Der Rassismus, schreibt Detlev Claussen, sei „der letzte gemeinsame Negativwert, der nicht nur von der westlichen Öffentlichkeit, sondern von der Weltöffentlichkeit geteilt wird“. Wie jeder weiß, ist das kein Grund zur Beruhigung. Die globale Ächtung des institutionalisierten Rassismus – man denke nur an die breite Zustimmung zum Machtwechsel in Südafrika – und zahllose lokale rassistische Praktiken sind synchrone Phänomene einer politischen Welt.

Taugt der Begriff „Rassismus“, um sie als solche zu begreifen? Detlev Claussen meldet ernste Zweifel an. Sie speisen sich vor allem aus der Beobachtung einer starken Moralisierung der Debatte. Der „Antirassismus“ ist auf dem besten Wege, eine „Kümmerform von Gesellschaftskritik“ zu werden, ein intellektuelles Ohnmachtssymptom der Linken: „Rassistische Vorurteile und Auschwitz werden als unumstößlich letzte Beweise eines mindestens fünfhundertjährigen Irrwegs westlicher Zivilisation seit Kolumbus' Ankunft in Amerika 1492 genommen.“ Rassismus, Kolonialismus, Universalismus und Aufklärung werden im Schwung einer Generalabrechnung identifiziert.

Was dabei unter den Tisch fällt, bemerkt Claussen mit soziologischem Blick. Der Rassismus, wo auch immer er die Wissenschaften anzapft, dient zur Legitimation antiuniversaler Praktiken, zur Rechtfertigung der Kenntlichmachung, des Ausschlusses, der Vertilgung der anderen.

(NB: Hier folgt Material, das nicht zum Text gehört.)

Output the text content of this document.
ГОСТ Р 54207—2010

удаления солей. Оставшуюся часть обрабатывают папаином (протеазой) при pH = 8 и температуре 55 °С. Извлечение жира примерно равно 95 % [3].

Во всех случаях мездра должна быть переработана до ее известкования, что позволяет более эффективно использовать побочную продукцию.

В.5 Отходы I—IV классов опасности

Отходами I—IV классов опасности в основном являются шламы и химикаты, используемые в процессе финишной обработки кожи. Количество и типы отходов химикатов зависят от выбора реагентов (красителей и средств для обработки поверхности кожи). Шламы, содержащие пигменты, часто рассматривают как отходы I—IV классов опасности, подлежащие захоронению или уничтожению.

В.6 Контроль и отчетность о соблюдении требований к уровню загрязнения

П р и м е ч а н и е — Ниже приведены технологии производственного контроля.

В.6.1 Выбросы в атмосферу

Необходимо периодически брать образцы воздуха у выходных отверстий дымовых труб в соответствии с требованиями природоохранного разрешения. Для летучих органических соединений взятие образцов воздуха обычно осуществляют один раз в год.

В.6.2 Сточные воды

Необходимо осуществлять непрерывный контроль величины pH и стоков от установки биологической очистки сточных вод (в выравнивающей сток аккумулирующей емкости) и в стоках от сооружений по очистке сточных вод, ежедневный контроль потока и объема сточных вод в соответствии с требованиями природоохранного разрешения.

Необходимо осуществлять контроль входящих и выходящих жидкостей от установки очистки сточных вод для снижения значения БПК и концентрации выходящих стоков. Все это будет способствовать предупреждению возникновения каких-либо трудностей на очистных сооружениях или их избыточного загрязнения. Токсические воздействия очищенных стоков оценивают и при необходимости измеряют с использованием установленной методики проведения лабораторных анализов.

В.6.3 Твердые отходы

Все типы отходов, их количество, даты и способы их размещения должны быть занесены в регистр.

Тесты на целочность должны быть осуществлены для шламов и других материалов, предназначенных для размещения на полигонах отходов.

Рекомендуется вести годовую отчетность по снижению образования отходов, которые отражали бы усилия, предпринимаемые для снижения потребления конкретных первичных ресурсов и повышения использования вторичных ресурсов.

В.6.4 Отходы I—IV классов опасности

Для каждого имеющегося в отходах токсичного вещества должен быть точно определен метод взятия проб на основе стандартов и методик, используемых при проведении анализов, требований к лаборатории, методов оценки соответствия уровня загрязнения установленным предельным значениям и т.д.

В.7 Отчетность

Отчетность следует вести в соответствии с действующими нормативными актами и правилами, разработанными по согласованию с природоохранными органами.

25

Es ist nicht zu sehen, wie man sich dagegen intellektuell erwehren könnte, wenn nicht eben durch den in Verruf geratenen Universalismus.

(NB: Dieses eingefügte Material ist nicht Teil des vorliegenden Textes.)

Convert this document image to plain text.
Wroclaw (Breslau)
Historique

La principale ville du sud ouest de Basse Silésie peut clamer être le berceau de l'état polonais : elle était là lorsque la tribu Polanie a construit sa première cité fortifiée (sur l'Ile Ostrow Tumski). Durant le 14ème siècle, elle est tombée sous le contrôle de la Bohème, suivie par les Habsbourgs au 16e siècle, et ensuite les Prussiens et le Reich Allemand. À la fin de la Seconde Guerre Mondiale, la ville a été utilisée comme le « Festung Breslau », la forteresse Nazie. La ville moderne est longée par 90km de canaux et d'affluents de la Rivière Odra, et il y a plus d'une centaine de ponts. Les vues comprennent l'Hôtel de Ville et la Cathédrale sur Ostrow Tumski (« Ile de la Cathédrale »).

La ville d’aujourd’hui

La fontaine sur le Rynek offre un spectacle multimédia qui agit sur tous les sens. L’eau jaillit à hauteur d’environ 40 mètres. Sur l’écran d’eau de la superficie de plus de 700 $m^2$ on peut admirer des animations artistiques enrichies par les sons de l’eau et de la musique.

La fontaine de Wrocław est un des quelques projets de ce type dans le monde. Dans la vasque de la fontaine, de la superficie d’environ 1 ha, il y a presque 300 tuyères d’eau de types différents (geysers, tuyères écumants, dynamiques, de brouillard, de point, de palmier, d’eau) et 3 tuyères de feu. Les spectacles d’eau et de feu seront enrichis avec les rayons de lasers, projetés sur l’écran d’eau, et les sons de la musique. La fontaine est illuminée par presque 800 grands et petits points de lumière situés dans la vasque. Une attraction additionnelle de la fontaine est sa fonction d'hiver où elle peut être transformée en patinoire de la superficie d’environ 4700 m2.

Daran festzuhalten heißt nicht, wie die von Claussen versammelten Klassiker der Rassismusdebatte nach 1945 zeigen (Hannah Arendt, Frantz Fanon, Claude Lévi-Strauss, Albert Memmi), daß man sich auf Manifeste und Appelle zurückzieht, die alle doch nur dünne Aufgüsse der Erklärung der Menschenrechte sein können. Es hilft auch nichts, daß man immer wieder das altbekannte Ritual aufführt, bei dem ein „konstruiert dummer Rassismus zum hundertsten und tausendsten Mal von einer allwissenden Aufklärung widerlegt wird“. Es kommt heute darauf an, den „Realitätsgehalt“ der rassistischen Ideologien in Augenschein zu nehmen. Claussen macht hier nur Andeutungen: Im Kern des Rassismus gehe es um „das gewaltsame Verhältnis von Körper und Arbeit“: „Bevölkerungsexplosion und globale politisch-ökonomische Ungleichheit rufen ein weltweites Überangebot von Körpern ohne Arbeit hervor. Sie reaktivieren rassistische Verlockungen von unbegrenzter Herrschaft über Menschen und xenophobe Ängste vor der Rache der Zukurzgekommenen.“

Daran mag schon etwas sein. Trotzdem muß die künftige Rassismusforschung wohl einen anderen Blickwinkel einnehmen. Denn aus solcher Abstraktionshöhe erschließen sich zwar globale Zusammenhänge; es läßt sich aber nicht mehr erkennen, warum hier riots, da Pogrome und dort Konzentrationslager das Resultat sind.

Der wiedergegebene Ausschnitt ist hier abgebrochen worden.